For some reason, Jeannette Armstrong's name doesn't show up in their online authors list, but enter Armstrong in the Author search and you'll see five books of hers, including two children's books, and a book on The Native Creative Process.
Jeannette Armstrong is an artist, language teacher, and activist, from the Nsilx tribe of the Okanagan valley of British Columbia. I've had the pleasure of hearing her speak at the International Conference on the Gift Economy, in Las Vegas in 2004 (a speech that can be heard in full on the FIRE website: www.radiofeminista.net/nov04/notas/gifteconomy2.htm or in edited version on WINGS' web archive www.cas.usf.edu/womens_studies/wings.html ). But before that, I ran across her first novel, Slash, at my Vancouver library branch. It wasn't the sort of book I usually read -- male hero -- but for some reason it went home with me and I liked it very much. It was about a young native man from Canada who is looking for himself and first gets involved in drugs, then in politics, and finally reaches some level of comfort.
This second novel of Armstrong's (she has a number of other books) features a woman character, Penny, who grows up on a reservation with some traditional experience and a love of colour and painting, then becomes a teenage mom and soon a single mom of three, then attends college and then university, then becomes a successful artist, then gets politicized as an environmentalist, then becomes an internationalist visiting other indigenous peoples and relating their situation to her own, becomes ill from taking on so much of the pain of the world, and finally returns to help preserve and renew the traditions and solidarity of her own tribe.

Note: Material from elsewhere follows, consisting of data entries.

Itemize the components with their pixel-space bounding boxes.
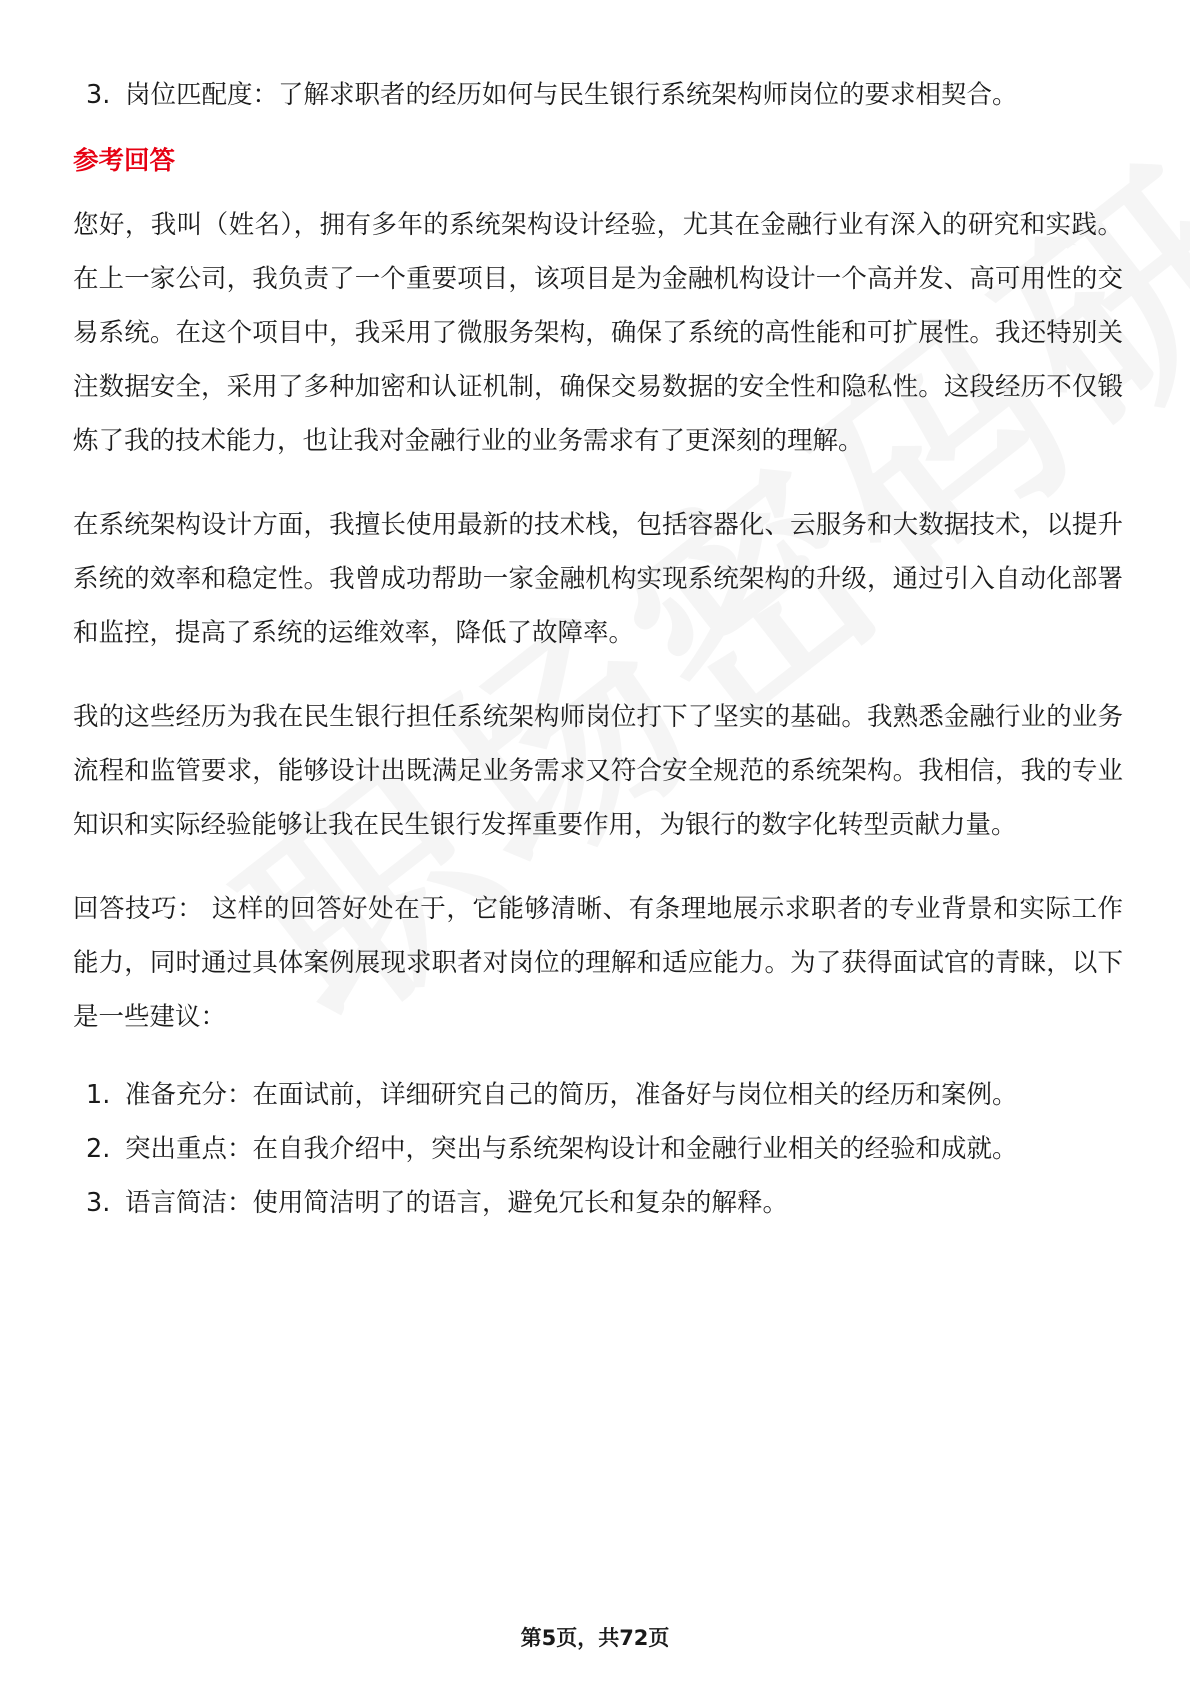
page-number-footer: 第5页，共72页 — [520, 1626, 670, 1650]
list-item-text: 语言简洁：使用简洁明了的语言，避免冗长和复杂的解释。 — [125, 1188, 789, 1218]
list-item — [73, 68, 1123, 122]
list-item-number: 2. — [86, 1134, 111, 1164]
answer-paragraph: 我的这些经历为我在民生银行担任系统架构师岗位打下了坚实的基础。我熟悉金融行业的业务流程和监管要求，能够设计出既满足业务需求又符合安全规范的系统架构。我相信，我的专业知识和实际经验能够让我在民生银行发挥重要作用，为银行的数字化转型贡献力量。 — [73, 702, 1123, 840]
list-item — [73, 1068, 1123, 1122]
list-item — [73, 1122, 1123, 1176]
list-item-number: 3. — [86, 1188, 111, 1218]
list-item-number: 1. — [86, 1080, 111, 1110]
list-item-text: 准备充分：在面试前，详细研究自己的简历，准备好与岗位相关的经历和案例。 — [125, 1080, 1018, 1110]
answer-paragraph: 在系统架构设计方面，我擅长使用最新的技术栈，包括容器化、云服务和大数据技术，以提升系统的效率和稳定性。我曾成功帮助一家金融机构实现系统架构的升级，通过引入自动化部署和监控，提高了系统的运维效率，降低了故障率。 — [73, 510, 1123, 648]
answer-paragraph: 您好，我叫（姓名），拥有多年的系统架构设计经验，尤其在金融行业有深入的研究和实践。在上一家公司，我负责了一个重要项目，该项目是为金融机构设计一个高并发、高可用性的交易系统。在这个项目中，我采用了微服务架构，确保了系统的高性能和可扩展性。我还特别关注数据安全，采用了多种加密和认证机制，确保交易数据的安全性和隐私性。这段经历不仅锻炼了我的技术能力，也让我对金融行业的业务需求有了更深刻的理解。 — [73, 210, 1123, 456]
list-item — [73, 1176, 1123, 1230]
list-item-text: 岗位匹配度：了解求职者的经历如何与民生银行系统架构师岗位的要求相契合。 — [125, 80, 1018, 110]
reference-answer-heading: 参考回答 — [73, 146, 176, 176]
page-content — [73, 68, 1123, 1230]
criteria-list — [73, 68, 1123, 122]
answer-tips-paragraph: 回答技巧： 这样的回答好处在于，它能够清晰、有条理地展示求职者的专业背景和实际工作能力，同时通过具体案例展现求职者对岗位的理解和适应能力。为了获得面试官的青睐，以下是一些建议： — [73, 894, 1123, 1032]
list-item-text: 突出重点：在自我介绍中，突出与系统架构设计和金融行业相关的经验和成就。 — [125, 1134, 1018, 1164]
list-item-number: 3. — [86, 80, 111, 110]
tips-list — [73, 1068, 1123, 1230]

The work moves quickly from one stage of Penny's life to the next, but I didn't have a sense that anything was rushed through. Because of the theme of the artist's affinity for colour and light, images are memorable throughout. There are a number of spiritual experiences described -- communication with a tree, for example -- but these are grounded in reality, not metaphysically mystical. One salient feature of the main character is her essential independence in sexual relationships, sharing sex and sometimes her artistic and political experiences with men, but not giving away her power of decision-making. In the end, she realizes that the essential relationship for her is really the tribe, rather than the heterosexual dyad. I think this is a deep insight, that western culture generally slides over: the desire to be in community and in relationship to land and the rest of nature, and to contribute to the common experience and the common good. In the above-mentioned speech at the Gift Economy conference, Armstrong speaks about indigenousness as a balanced and mutually perceptive relationship with all of nature. In this book, she ends with a hopeful sense that it is not too late for peoples of the land to preserve and reinvigorate this tradition.
Outside of BC, it will be hard to find this book, probably. The publisher, Theytus Books, is Aboriginal owned and operated. You can find their website at www.theytusbooks.ca .
For some reason, Jeannette Armstrong's name doesn't show up in their online authors list, but enter Armstrong in the Author search and you'll see five books of hers, including two children's books, and a book on The Native Creative Process.